Question

The minimum speed at which an object of 1 kg mass is thrown from the surface of the moon so that it does not fall back to the moon is

• A. 2.3km/hr
• B. 3.3km/hr
• C. 11.2km/hr
• D. 1.2km/hr
• E. 2.3km/s

Answer 1

Answer: (E)

The minimum speed at which an object is thrown to escape the gravitational pull of the moon is known as the escape velocity.

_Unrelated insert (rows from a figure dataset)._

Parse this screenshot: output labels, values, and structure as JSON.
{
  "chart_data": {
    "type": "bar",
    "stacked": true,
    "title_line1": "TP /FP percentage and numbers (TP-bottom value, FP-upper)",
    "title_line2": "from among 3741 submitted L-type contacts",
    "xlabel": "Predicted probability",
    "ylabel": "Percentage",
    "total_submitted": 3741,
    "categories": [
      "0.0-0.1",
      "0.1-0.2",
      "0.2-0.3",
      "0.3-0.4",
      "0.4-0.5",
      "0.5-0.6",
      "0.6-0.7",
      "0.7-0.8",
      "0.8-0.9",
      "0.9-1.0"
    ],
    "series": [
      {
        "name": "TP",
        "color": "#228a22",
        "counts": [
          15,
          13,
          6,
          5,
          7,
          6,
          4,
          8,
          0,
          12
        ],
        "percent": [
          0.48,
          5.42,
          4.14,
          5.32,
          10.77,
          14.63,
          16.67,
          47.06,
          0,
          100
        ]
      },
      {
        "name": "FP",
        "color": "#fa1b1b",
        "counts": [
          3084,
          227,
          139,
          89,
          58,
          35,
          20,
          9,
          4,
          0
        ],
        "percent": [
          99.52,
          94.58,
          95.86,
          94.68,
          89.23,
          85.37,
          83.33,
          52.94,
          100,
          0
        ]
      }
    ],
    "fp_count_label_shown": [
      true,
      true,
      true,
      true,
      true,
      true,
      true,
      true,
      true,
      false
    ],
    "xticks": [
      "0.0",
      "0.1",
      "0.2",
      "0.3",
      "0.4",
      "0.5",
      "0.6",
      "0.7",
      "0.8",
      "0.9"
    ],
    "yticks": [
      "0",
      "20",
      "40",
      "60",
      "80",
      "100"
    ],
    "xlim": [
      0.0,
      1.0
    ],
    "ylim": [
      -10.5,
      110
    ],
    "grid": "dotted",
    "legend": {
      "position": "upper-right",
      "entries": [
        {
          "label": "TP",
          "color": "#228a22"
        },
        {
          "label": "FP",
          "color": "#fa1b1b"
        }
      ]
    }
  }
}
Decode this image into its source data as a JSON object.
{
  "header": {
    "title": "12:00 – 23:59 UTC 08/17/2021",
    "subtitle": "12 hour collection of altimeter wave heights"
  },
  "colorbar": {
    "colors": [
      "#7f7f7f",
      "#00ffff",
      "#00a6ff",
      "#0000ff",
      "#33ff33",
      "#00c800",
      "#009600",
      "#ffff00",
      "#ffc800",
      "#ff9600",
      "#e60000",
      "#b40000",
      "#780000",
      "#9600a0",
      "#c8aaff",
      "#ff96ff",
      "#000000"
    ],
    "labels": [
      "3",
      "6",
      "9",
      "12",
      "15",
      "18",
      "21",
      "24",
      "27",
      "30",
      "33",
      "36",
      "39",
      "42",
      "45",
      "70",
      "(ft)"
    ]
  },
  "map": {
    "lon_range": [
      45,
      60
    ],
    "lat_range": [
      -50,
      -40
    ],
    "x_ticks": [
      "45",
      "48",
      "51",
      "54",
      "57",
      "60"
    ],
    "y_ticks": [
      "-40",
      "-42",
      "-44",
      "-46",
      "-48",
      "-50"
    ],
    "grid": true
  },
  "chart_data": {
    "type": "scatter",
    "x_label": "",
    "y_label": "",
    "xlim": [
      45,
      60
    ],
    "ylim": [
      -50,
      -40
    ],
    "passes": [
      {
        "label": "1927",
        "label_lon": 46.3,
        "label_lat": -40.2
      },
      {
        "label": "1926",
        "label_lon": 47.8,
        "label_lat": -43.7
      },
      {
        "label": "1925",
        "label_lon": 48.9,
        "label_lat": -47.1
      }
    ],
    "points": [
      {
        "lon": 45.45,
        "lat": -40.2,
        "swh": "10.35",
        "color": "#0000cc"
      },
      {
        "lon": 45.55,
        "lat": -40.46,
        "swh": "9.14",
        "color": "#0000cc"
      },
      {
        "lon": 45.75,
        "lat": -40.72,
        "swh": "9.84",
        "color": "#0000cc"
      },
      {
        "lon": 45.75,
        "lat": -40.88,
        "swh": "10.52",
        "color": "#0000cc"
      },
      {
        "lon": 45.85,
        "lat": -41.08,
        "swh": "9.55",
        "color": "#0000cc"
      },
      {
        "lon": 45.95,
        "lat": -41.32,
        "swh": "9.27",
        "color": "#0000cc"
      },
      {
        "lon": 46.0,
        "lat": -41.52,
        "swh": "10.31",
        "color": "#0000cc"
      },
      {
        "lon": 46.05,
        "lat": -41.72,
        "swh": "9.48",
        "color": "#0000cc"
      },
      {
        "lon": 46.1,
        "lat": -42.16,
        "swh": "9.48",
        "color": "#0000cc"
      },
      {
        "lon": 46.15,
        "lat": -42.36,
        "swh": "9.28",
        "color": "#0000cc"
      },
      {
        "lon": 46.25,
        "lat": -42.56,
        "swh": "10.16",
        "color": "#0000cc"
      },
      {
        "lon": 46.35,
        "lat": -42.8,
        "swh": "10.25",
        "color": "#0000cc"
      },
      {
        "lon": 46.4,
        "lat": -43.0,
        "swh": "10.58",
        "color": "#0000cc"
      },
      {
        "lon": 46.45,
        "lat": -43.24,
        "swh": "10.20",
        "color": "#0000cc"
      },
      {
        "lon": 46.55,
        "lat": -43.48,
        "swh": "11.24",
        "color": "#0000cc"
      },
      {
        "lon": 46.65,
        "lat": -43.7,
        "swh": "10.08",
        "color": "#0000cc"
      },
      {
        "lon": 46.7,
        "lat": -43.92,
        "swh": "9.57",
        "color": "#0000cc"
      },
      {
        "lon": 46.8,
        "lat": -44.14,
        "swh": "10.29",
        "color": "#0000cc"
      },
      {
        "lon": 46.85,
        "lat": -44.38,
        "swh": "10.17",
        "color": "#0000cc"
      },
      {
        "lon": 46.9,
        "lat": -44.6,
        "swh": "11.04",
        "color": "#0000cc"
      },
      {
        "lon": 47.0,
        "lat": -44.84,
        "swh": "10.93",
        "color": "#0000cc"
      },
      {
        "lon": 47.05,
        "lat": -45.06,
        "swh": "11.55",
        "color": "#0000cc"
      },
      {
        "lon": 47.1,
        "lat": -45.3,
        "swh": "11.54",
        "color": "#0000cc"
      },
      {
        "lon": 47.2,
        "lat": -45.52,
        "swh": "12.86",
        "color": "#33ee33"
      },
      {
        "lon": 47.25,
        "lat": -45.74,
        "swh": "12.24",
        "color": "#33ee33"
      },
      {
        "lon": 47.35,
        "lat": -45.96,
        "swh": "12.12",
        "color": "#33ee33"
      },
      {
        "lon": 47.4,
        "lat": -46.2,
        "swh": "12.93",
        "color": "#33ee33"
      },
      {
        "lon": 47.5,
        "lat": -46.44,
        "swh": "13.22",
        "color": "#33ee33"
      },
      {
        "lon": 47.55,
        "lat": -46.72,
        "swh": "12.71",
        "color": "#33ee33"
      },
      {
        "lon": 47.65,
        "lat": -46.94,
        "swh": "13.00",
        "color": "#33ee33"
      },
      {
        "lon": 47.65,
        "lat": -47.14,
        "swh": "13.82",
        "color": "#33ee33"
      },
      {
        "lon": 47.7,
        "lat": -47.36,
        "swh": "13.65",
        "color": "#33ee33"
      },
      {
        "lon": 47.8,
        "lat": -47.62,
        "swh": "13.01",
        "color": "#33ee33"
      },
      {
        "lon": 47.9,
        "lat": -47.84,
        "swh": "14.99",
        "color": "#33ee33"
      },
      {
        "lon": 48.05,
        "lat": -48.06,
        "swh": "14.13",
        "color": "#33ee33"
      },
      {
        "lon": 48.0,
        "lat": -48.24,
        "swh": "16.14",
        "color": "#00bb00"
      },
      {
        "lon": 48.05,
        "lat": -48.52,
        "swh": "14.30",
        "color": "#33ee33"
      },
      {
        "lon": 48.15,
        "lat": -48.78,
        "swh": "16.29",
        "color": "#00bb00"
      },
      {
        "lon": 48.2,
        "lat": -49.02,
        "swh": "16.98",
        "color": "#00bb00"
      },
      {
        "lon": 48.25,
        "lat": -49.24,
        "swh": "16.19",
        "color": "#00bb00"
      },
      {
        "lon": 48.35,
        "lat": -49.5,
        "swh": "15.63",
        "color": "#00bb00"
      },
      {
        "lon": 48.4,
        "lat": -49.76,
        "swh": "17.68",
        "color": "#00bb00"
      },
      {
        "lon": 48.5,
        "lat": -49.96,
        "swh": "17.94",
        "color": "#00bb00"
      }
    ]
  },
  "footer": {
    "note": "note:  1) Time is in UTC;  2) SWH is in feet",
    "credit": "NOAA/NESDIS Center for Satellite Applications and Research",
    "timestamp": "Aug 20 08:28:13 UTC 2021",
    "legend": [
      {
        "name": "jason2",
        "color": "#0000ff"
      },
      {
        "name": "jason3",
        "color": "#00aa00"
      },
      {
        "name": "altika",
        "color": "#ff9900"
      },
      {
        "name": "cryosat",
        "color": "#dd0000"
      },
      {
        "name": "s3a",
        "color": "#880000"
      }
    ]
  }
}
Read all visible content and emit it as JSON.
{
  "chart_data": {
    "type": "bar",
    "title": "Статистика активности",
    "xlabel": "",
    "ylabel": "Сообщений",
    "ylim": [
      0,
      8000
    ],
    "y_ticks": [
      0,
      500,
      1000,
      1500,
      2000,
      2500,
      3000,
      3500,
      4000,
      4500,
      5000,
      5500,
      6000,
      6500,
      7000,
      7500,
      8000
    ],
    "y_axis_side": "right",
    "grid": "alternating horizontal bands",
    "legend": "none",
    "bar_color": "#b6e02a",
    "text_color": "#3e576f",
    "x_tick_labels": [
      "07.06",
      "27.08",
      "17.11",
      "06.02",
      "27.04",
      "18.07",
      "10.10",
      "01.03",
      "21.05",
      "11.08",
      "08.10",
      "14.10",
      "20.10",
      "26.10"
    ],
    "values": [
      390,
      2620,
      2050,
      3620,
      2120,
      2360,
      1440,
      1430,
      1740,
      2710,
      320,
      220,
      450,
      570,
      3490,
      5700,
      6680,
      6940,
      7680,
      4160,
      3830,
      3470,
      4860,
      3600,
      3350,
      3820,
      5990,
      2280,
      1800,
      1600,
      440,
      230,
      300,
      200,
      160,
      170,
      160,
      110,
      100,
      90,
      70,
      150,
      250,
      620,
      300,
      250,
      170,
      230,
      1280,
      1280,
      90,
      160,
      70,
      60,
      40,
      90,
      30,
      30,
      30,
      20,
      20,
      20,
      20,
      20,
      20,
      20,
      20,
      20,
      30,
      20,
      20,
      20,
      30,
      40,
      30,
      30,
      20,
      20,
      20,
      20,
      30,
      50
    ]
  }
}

The escape velocity \( v_e \) is given by the formula: \[ v_e = \sqrt{\frac{2GM}{R}} \] Where:
\( G \) is the gravitational constant (\( 6.67 \times 10^{-11} \, \text{Nm}^2/\text{kg}^2 \)),
\( M \) is the mass of the moon (\( 7.35 \times 10^{22} \, \text{kg} \)),
\( R \) is the radius of the moon (\( 1.74 \times 10^6 \, \text{m} \)).
Substituting the known values: \[ v_e = \sqrt{\frac{2 \times 6.67 \times 10^{-11} \times 7.35 \times 10^{22}}{1.74 \times 10^6}} \] \[ v_e = \sqrt{\frac{9.79 \times 10^{12}}{1.74 \times 10^6}} = \sqrt{5.63 \times 10^6} \] \[ v_e \approx 2370 \, \text{m/s} \quad \text{or} \quad 2.3 \, \text{km/s} \] Thus, the minimum speed required is approximately \( 2.3 \, \text{km/s} \).

The correct option is (E) : \(2.3 \, \text{km/s}\)

Answer 2

Answer: 2.3 km/s 

Explanation:

To ensure an object escapes the Moon’s gravitational field, it must be projected with a speed equal to or greater than the escape velocity.

The escape velocity is given by the formula:
$$ v_e = \sqrt{\frac{2GM}{R}} $$ where:
- $G$ is the universal gravitational constant
- $M$ is the mass of the Moon
- $R$ is the radius of the Moon

Using the known values for the Moon,
$$ v_e \approx 2.3 \, \text{km/s} $$ Therefore, the minimum speed required is 2.3 km/s.